Está a demorar, mais do que se previa. Ainda nos falta entrar nos circuitos de exportação. Portugal é um país demasiado pequeno na geoestratégia global mas quanto maior for a força do mercado nacional, e mais grosso for o carimbo na assinatura, mais perto estaremos de ver Pedro da Linha a trabalhar com Rihanna, termos as nossas Rosalias e Stromaes por direito próprio ou vermos Dino a pisar os mesmos terrenos de Burna Boy ou Wizkid. Porque ter críticas favoráveis na Pitchfork ou no Resident Advisor ajudam mas a internacionalização é estar presente nos circuitos e não ir de vez em quando. De vez em quando, surgem umas luzes no fundo do túnel como a entrada de Afro-Fado de Slow J para um dos dez álbuns mais ouvidos globalmente em data de estreia no Spotify mas esse é um efeito da unanimidade em solo nacional e não de algum entusiasmo global. Ainda estamos longe de exportar a música portuguesa como um todo. Uma marca sonora de assinatura portuguesa, da qual o fado não tem de ser excluído, mas que reflicta essa identidade moderna, local e desassombrada. Como o novo Brasil, a Espanha pós-Rosalia ou os ritmos que chegam da América Latina.
Para quando a democratização do jazz em Portugal?
Outro caso gritante de lista de espera Se há talento, há público, há escolas, há festivais, há algumas salas, massa crítica e até alguma comunicação, o que está a falhar para o jazz não descer do castelo? É um problema de mentalidade em que todos terão o seu quinhão de responsabilidade.
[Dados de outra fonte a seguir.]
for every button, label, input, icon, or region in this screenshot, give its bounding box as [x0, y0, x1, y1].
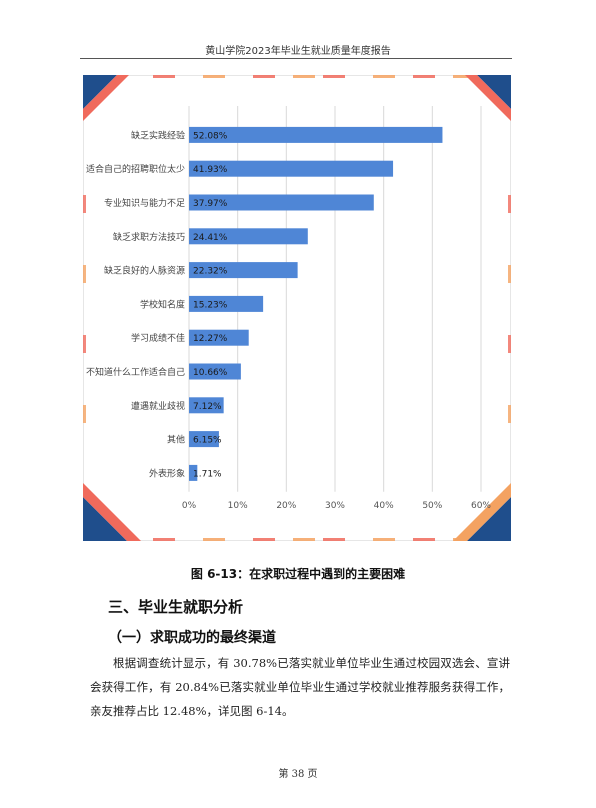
frame-dash-left — [83, 195, 86, 213]
x-tick-label: 60% — [471, 501, 491, 511]
frame-dash-right — [508, 195, 511, 213]
frame-dash-top — [203, 75, 225, 78]
x-tick-label: 40% — [374, 501, 394, 511]
frame-dash-right — [508, 335, 511, 353]
corner-bottom-right-accent — [453, 483, 511, 541]
category-label: 缺乏实践经验 — [131, 129, 185, 141]
frame-dash-top — [253, 75, 275, 78]
category-label: 其他 — [167, 434, 185, 446]
bar — [189, 464, 198, 481]
page-number: 第 38 页 — [278, 769, 318, 780]
bar — [189, 126, 443, 143]
chart-container: 0% 10% 20% 30% 40% 50% 60% 缺乏实践经验 52.08% 适合自己的招聘职… — [83, 75, 511, 541]
bar — [189, 397, 224, 414]
category-label: 缺乏求职方法技巧 — [113, 231, 185, 243]
category-label: 缺乏良好的人脉资源 — [104, 265, 185, 277]
value-label: 15.23% — [193, 300, 228, 310]
value-label: 7.12% — [193, 402, 222, 412]
value-label: 41.93% — [193, 165, 228, 175]
subsection-heading: （一）求职成功的最终渠道 — [108, 630, 276, 646]
body-paragraph: 根据调查统计显示，有 30.78%已落实就业单位毕业生通过校园双选会、宣讲会获得… — [90, 656, 510, 718]
value-label: 37.97% — [193, 199, 228, 209]
frame-dash-bottom — [323, 538, 345, 541]
difficulty-bar-chart: 0% 10% 20% 30% 40% 50% 60% 缺乏实践经验 52.08% 适合自己的招聘职… — [83, 75, 511, 541]
x-tick-label: 30% — [325, 501, 345, 511]
value-label: 1.71% — [193, 469, 222, 479]
bar — [189, 194, 374, 211]
frame-dash-bottom — [253, 538, 275, 541]
category-label: 外表形象 — [149, 467, 185, 479]
value-label: 12.27% — [193, 334, 228, 344]
x-tick-label: 10% — [228, 501, 248, 511]
category-label: 专业知识与能力不足 — [104, 197, 185, 209]
frame-dash-left — [83, 335, 86, 353]
frame-dash-top — [413, 75, 435, 78]
corner-top-left-accent — [83, 75, 129, 121]
frame-dash-bottom — [413, 538, 435, 541]
section-heading: 三、毕业生就职分析 — [108, 598, 244, 616]
frame-dash-top — [453, 75, 475, 78]
frame-dash-bottom — [293, 538, 315, 541]
value-label: 6.15% — [193, 436, 222, 446]
frame-dash-right — [508, 265, 511, 283]
category-label: 学习成绩不佳 — [131, 332, 185, 344]
value-label: 24.41% — [193, 233, 228, 243]
frame-dash-bottom — [203, 538, 225, 541]
value-label: 22.32% — [193, 267, 228, 277]
category-label: 学校知名度 — [140, 298, 185, 310]
category-label: 不知道什么工作适合自己 — [86, 366, 185, 378]
frame-dash-top — [293, 75, 315, 78]
figure-caption: 图 6-13：在求职过程中遇到的主要困难 — [190, 567, 406, 581]
bar — [189, 160, 394, 177]
frame-dash-left — [83, 405, 86, 423]
frame-dash-bottom — [153, 538, 175, 541]
corner-bottom-left-accent — [83, 483, 141, 541]
value-label: 10.66% — [193, 368, 228, 378]
frame-dash-right — [508, 405, 511, 423]
category-label: 遭遇就业歧视 — [131, 400, 185, 412]
frame-dash-top — [323, 75, 345, 78]
frame-dash-top — [373, 75, 395, 78]
header-title: 黄山学院2023年毕业生就业质量年度报告 — [205, 46, 391, 57]
frame-dash-bottom — [373, 538, 395, 541]
bar — [189, 262, 298, 279]
bar — [189, 295, 264, 312]
frame-dash-top — [153, 75, 175, 78]
x-tick-label: 20% — [276, 501, 296, 511]
x-tick-label: 50% — [422, 501, 442, 511]
value-label: 52.08% — [193, 131, 228, 141]
bar — [189, 228, 308, 245]
bar — [189, 329, 249, 346]
bar — [189, 431, 219, 448]
header-divider — [80, 58, 512, 59]
corner-top-right-accent — [465, 75, 511, 121]
bar — [189, 363, 241, 380]
category-label: 适合自己的招聘职位太少 — [86, 163, 185, 175]
frame-dash-left — [83, 265, 86, 283]
x-tick-label: 0% — [182, 501, 197, 511]
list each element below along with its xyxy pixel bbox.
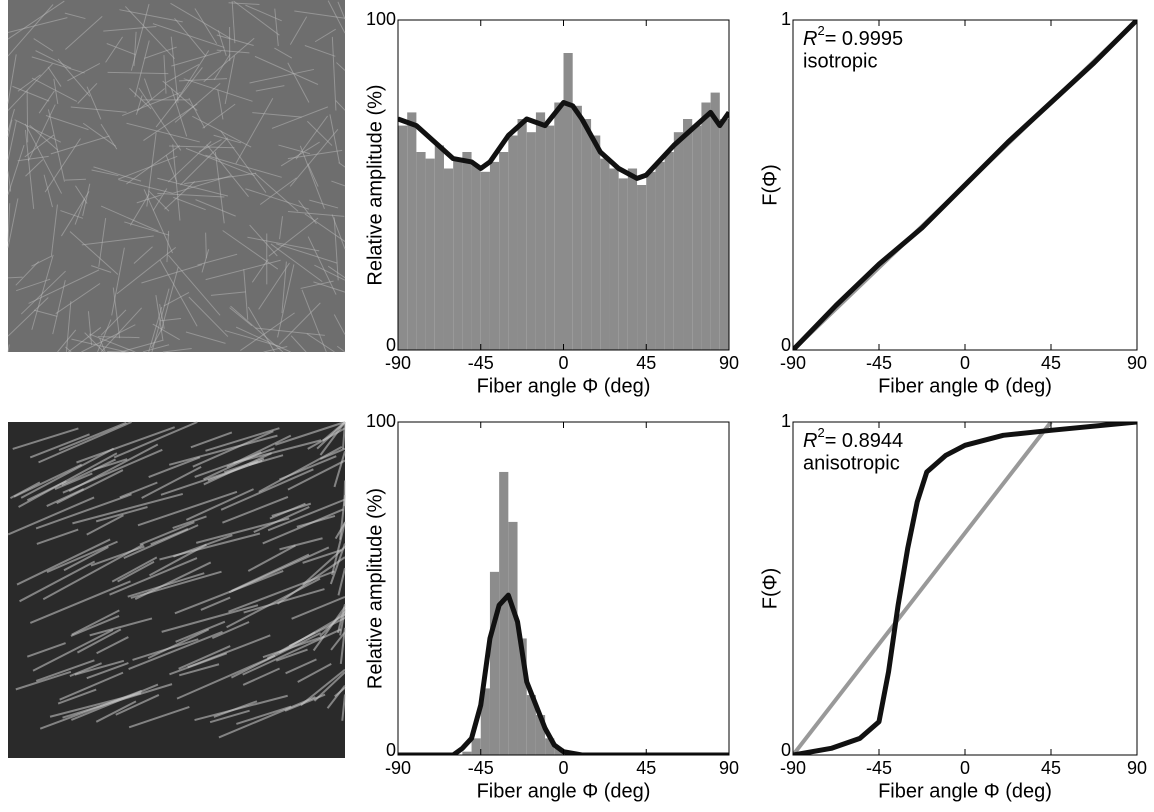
bar xyxy=(490,572,499,755)
r-symbol: R xyxy=(803,28,817,50)
bar xyxy=(665,152,674,350)
x-tick-label: 90 xyxy=(719,758,739,778)
bar xyxy=(508,522,517,755)
annotation: R2= 0.8944 xyxy=(803,425,903,452)
fiber xyxy=(344,480,345,506)
bar xyxy=(398,126,407,350)
bar xyxy=(407,112,416,350)
bar xyxy=(711,93,720,350)
bar xyxy=(444,169,453,351)
y-tick-label: 0 xyxy=(781,740,791,760)
x-axis-label: Fiber angle Φ (deg) xyxy=(477,780,651,802)
bar xyxy=(453,159,462,350)
bar xyxy=(518,119,527,350)
annotation-note: isotropic xyxy=(803,50,877,72)
bar xyxy=(472,165,481,350)
y-axis-label: F(Φ) xyxy=(759,164,781,206)
line xyxy=(398,595,729,755)
x-tick-label: 0 xyxy=(960,758,970,778)
bar xyxy=(462,152,471,350)
bar xyxy=(619,178,628,350)
r-symbol: R xyxy=(803,430,817,452)
exponent: 2 xyxy=(817,23,824,38)
x-tick-label: 0 xyxy=(558,758,568,778)
bar xyxy=(692,126,701,350)
x-tick-label: -45 xyxy=(468,353,494,373)
exponent: 2 xyxy=(817,425,824,440)
bar xyxy=(564,53,573,350)
plot-area xyxy=(398,53,729,350)
bar xyxy=(655,162,664,350)
x-tick-label: 90 xyxy=(1127,758,1147,778)
x-tick-label: -90 xyxy=(385,758,411,778)
x-axis-label: Fiber angle Φ (deg) xyxy=(878,375,1052,397)
bar xyxy=(646,172,655,350)
bar xyxy=(426,159,435,350)
x-tick-label: 45 xyxy=(1041,758,1061,778)
fiber xyxy=(27,90,28,142)
x-tick-label: 45 xyxy=(1041,353,1061,373)
axes-box xyxy=(398,422,729,755)
bar xyxy=(609,169,618,351)
x-tick-label: -90 xyxy=(780,758,806,778)
bar xyxy=(527,132,536,350)
bar xyxy=(536,112,545,350)
y-tick-label: 0 xyxy=(781,335,791,355)
bar xyxy=(591,136,600,351)
bar xyxy=(674,132,683,350)
bar xyxy=(720,119,729,350)
bar xyxy=(508,136,517,351)
r2-value: = 0.8944 xyxy=(825,430,903,452)
bar xyxy=(499,152,508,350)
bar xyxy=(435,145,444,350)
y-axis-label: F(Φ) xyxy=(759,568,781,610)
r2-value: = 0.9995 xyxy=(825,28,903,50)
annotation: R2= 0.9995 xyxy=(803,23,903,50)
bar xyxy=(582,119,591,350)
fiber xyxy=(206,233,207,259)
x-tick-label: 45 xyxy=(636,758,656,778)
x-tick-label: 90 xyxy=(1127,353,1147,373)
x-tick-label: 0 xyxy=(558,353,568,373)
bar xyxy=(573,106,582,350)
panel: -90 -45 0 45 90 0 100 Fiber angle Φ (deg) Relati… xyxy=(364,411,739,803)
x-tick-label: -45 xyxy=(866,353,892,373)
panel: -90 -45 0 45 90 0 1 Fiber angle Φ (deg) F(Φ) R2= … xyxy=(759,9,1147,398)
y-tick-label: 1 xyxy=(781,411,791,431)
x-tick-label: 0 xyxy=(960,353,970,373)
panel: -90 -45 0 45 90 0 1 Fiber angle Φ (deg) F(Φ) R2= … xyxy=(759,411,1147,803)
bar xyxy=(545,126,554,350)
y-tick-label: 100 xyxy=(366,411,396,431)
y-tick-label: 1 xyxy=(781,9,791,29)
bar xyxy=(554,103,563,351)
bar xyxy=(637,185,646,350)
bar xyxy=(683,119,692,350)
x-axis-label: Fiber angle Φ (deg) xyxy=(878,780,1052,802)
bar xyxy=(499,472,508,755)
x-tick-label: 90 xyxy=(719,353,739,373)
y-tick-label: 100 xyxy=(366,9,396,29)
y-axis-label: Relative amplitude (%) xyxy=(364,488,386,689)
x-tick-label: -45 xyxy=(468,758,494,778)
plot-area xyxy=(398,472,729,755)
bar xyxy=(490,162,499,350)
x-tick-label: -90 xyxy=(780,353,806,373)
bar xyxy=(628,169,637,351)
bar xyxy=(472,738,481,755)
y-tick-label: 0 xyxy=(386,335,396,355)
x-axis-label: Fiber angle Φ (deg) xyxy=(477,375,651,397)
bar xyxy=(600,159,609,350)
y-tick-label: 0 xyxy=(386,740,396,760)
x-tick-label: 45 xyxy=(636,353,656,373)
bar xyxy=(701,103,710,351)
bar xyxy=(481,172,490,350)
panel: -90 -45 0 45 90 0 100 Fiber angle Φ (deg) Relati… xyxy=(364,9,739,398)
x-tick-label: -45 xyxy=(866,758,892,778)
x-tick-label: -90 xyxy=(385,353,411,373)
bar xyxy=(416,152,425,350)
annotation-note: anisotropic xyxy=(803,452,900,474)
y-axis-label: Relative amplitude (%) xyxy=(364,84,386,285)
Talvez valha a pena olhar para o exemplo inglês. O movimento encabeçado por nomes como Shabaka Hutchings, Nubya Garcia, Moses Boyd, Alfa Mist, Yussef Dayes ou Emma-Jean Thackray nasceu da confrontação das "instituições", do faça-você-mesmo contra o estabelecido, de mentes abertas para outros sons, do afro-beat, ao grime ou à cultura bass, e de um clima de partilha entre músicos e músicas. Um TGV a abrir canais quando em Portugal ainda estamos na era da máquina a vapor presa no túnel. Só um esforço colectivo de aproximação ao jazz à música popular e da música popular ao jazz, incluindo agentes, programadores e músicos pode encurtar distâncias. E o ensino, quase sempre subestimado quando se fala destes temas, tem uma palavra a dizer. Porque o jazz é, antes de mais, um espaço rico e amplo de liberdade. É de base que se resolve o problema, educando não só para a técnica mas para o pensamento.
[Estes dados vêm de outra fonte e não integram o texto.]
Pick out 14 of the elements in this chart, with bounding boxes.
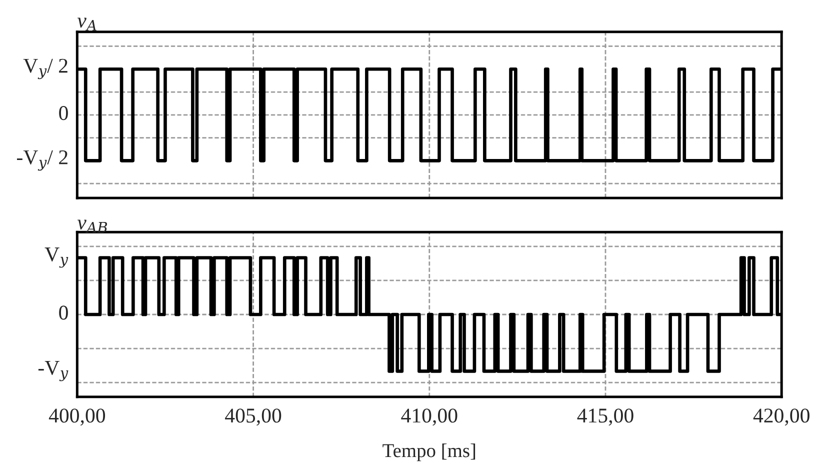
text: V$_{y}$ xyxy=(44,248,68,268)
text: V$_{y}$/ 2 xyxy=(23,58,68,80)
x-axis-title: Tempo [ms] xyxy=(382,444,476,462)
chart-title: v$_{A}$ xyxy=(77,18,96,31)
x-tick-label: 410,00 xyxy=(401,408,458,426)
text: -V$_{y}$ xyxy=(38,361,68,382)
x-tick-label: 415,00 xyxy=(577,408,634,426)
text: -V$_{y}$/ 2 xyxy=(16,150,68,171)
x-tick-label: 420,00 xyxy=(753,408,810,426)
chart-title: v$_{AB}$ xyxy=(77,220,108,233)
x-tick-label: 400,00 xyxy=(48,408,106,426)
text: 0 xyxy=(59,106,68,120)
text: 0 xyxy=(59,306,68,320)
x-tick-label: 405,00 xyxy=(225,408,282,426)
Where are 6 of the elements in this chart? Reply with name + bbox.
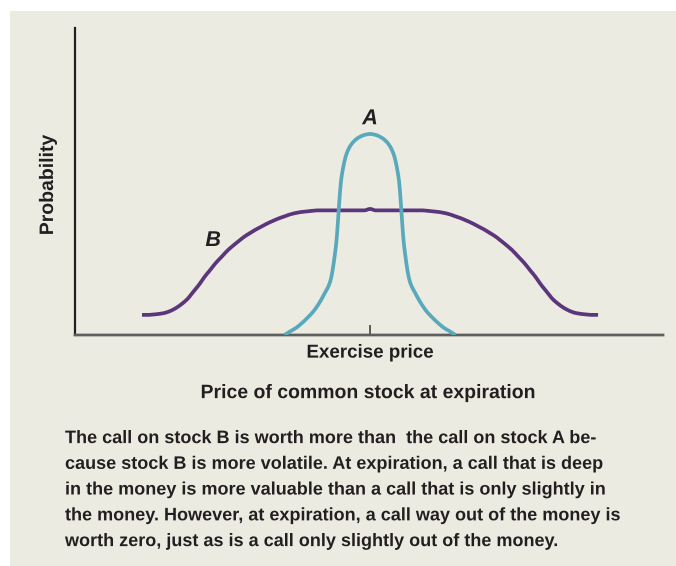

A crítica ainda tem uma palavra a escrever?
Quando este artigo começou a ser escrito, ainda não era conhecida a reestruturação na Pitchfork, a publicação mais influente da era digital, apesar da quebra dos últimos anos. É mais um prego no caixão do jornalismo musical e do que resta da crítica. Aguardemos pelas consequências mas os despedimentos e a integração na redacção da GQ näo antecipa nada de bom. A ala melómana arrisca-se a ficar ainda mais entregue ao algoritmo, à não-filtragem do caos e a conteúdos publicitários mascarados de escolhas editoriais porque a publicidade tradicional já não prende o olho. É fácil imaginar que a crítica, a batata quente, será sacrificada. A crise do jornalismo musical é um dano colateral da fragilização do jornalismo enquanto modelo de negócio e, acto contínuo, da captura para fins comerciais, políticos ou outros menos claros. Com uma agravante no caso da cultura: é uma das áreas mais vaidosas do sector. Em Portugal, é isto. O jornalismo musical é um anexo. A crítica está demissionária quando podia ter um papel fundamental a separar o polvo da pota. Como se vê pelos casos citados, quando a crítica cumpre o seu papel ainda é importante. Pelo menos, para a música portuguesa.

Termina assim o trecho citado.